Parc Sippelberg à Ganshoren. Dans un coin du petit parc, dimanche matin sept personnes, pelle à la main, s’activent autour des trois bacs de compost. Il s’agit d’un compost collectif géré par ses utilisateurs avec le soutien de la commune. "Il est utilisé par les habitants du quartier, raconte Ivan, l’un des usagers. Chaque personne qui souhaite disposer du compost s’inscrit à la commune et reçoit une clé. Il y a entre 20 et 25 personnes qui utilisent le compost." Au vu de sa capacité, le compost pourrait accueillir d’autres membres.

Avant d’intégrer le groupe des utilisateurs, chaque nouvel usager reçoit une formation. "Il y a des choses que je ne savais pas, raconte Géraldine. Il vaut mieux éviter les agrumes par exemple ou bien en petits fragments. D’ailleurs en général les déchets, comme des restes de légumes, doivent être déposés en petits morceaux. Nous venons de retrouver par exemple une citrouille pourrie entière. Ce n’est pas génial."

Hier, les riverains ont réalisé le retournement du compost. C’est une opération qui normalement doit se pratiquer tous les six mois mais cette année, avec le confinement elle n’a pas eu lieu au printemps. Les habitants récupèrent dans le dernier casier toute la matière fine du compost. Ils la tamisent afin de récupérer le terreau et transfèrent la matière en décomposition du deuxième bac dans le dernier et celle du premier dans le deuxième.

"Nous trouvons plein de bestioles à l’intérieur, raconte Géraldine. Nous devons également déménager une famille de gerbilles d’un bac à l’autre.

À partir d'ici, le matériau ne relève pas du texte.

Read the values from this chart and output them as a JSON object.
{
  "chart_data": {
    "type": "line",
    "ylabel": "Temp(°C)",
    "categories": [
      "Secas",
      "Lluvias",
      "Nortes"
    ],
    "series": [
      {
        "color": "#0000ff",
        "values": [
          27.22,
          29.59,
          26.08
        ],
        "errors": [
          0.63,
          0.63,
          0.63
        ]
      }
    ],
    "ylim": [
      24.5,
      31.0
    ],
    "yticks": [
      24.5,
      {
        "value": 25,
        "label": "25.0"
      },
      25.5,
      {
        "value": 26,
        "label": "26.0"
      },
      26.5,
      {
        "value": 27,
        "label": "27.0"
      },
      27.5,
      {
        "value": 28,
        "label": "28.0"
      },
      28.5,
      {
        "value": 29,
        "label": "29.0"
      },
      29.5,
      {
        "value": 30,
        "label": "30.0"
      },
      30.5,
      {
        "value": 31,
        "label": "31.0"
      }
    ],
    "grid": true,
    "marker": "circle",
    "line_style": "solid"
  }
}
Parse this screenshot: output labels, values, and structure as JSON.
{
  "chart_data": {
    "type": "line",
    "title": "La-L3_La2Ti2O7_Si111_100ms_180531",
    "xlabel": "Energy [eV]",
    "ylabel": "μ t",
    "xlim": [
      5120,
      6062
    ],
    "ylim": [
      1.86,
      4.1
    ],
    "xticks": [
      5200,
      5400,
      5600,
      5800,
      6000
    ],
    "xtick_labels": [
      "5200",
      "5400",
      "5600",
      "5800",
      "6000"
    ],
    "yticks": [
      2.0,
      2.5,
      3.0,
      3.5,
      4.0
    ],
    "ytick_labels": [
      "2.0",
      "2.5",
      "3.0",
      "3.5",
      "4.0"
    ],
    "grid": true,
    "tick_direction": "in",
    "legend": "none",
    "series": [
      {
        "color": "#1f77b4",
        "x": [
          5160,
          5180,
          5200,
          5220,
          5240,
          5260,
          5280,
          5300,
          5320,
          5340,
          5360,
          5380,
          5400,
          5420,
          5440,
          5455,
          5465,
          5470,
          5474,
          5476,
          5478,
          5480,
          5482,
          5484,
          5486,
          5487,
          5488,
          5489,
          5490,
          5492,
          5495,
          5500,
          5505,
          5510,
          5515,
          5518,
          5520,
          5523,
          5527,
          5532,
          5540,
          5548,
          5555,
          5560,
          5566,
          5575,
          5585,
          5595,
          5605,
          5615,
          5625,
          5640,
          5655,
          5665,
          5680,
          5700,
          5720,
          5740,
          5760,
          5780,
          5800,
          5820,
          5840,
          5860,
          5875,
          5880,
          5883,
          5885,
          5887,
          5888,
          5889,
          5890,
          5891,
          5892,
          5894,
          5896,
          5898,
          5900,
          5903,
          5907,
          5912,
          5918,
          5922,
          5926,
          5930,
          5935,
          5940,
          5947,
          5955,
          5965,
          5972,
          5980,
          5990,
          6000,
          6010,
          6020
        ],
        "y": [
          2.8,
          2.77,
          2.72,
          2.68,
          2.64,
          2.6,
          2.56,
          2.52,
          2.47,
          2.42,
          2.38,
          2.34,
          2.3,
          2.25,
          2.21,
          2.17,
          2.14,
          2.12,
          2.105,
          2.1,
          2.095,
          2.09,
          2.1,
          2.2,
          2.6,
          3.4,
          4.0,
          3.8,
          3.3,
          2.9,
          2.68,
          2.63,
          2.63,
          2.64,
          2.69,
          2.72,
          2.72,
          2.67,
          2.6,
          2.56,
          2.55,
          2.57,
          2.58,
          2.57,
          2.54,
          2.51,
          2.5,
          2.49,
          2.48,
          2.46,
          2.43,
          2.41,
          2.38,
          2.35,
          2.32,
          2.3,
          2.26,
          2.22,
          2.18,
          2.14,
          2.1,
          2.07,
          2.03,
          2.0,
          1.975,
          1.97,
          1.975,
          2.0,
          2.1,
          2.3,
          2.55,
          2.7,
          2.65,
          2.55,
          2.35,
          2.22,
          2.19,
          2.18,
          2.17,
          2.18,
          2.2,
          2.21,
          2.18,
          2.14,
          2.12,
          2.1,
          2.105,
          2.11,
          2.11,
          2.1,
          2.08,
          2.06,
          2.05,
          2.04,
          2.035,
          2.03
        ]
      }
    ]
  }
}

Elles se sont installées ici."

À la fin de la session, lorsque les bacs sont renouvelés. Les habitants peuvent jeter leurs épluchures, marc du café ou déchets verts comme des feuilles dans le premier bac. "Il faut ajouter de la matière sèche comme des copeaux de bois, montre Ivan en les empoignant par terre. Et mélanger souvent, cela active le système de fermentation et évite les mauvaises odeurs."

Maïté écoute. Elle réside dans le quartier depuis peu et participe pour la première fois à ce retournement de compost. "Je reviendrai, lâche-t-elle. c’était intéressant. J’habite dans un appartement et j’ai un petit balcon. Le tri des déchets est indispensable."

Et Sylvie, une autre habitante, d’abonder dans le même sens : "Cela permet aussi une connexion entre voisins. Le compost est dans un parc. c’est une bouffée de nature." "Oui c’est comme notre jardin", ajoute Maïté.

Le compost récupéré sera distribué entre tous les habitants. "Comme on habite en appartement, c’est pour nos plantes d’intérieur, confie Pierre qui est également membre des jardins collectifs de la commune. Cela les réactive." Géraldine l’apporte à sa maman . "Elle a une maison et un grand jardin et on jardine toutes les deux."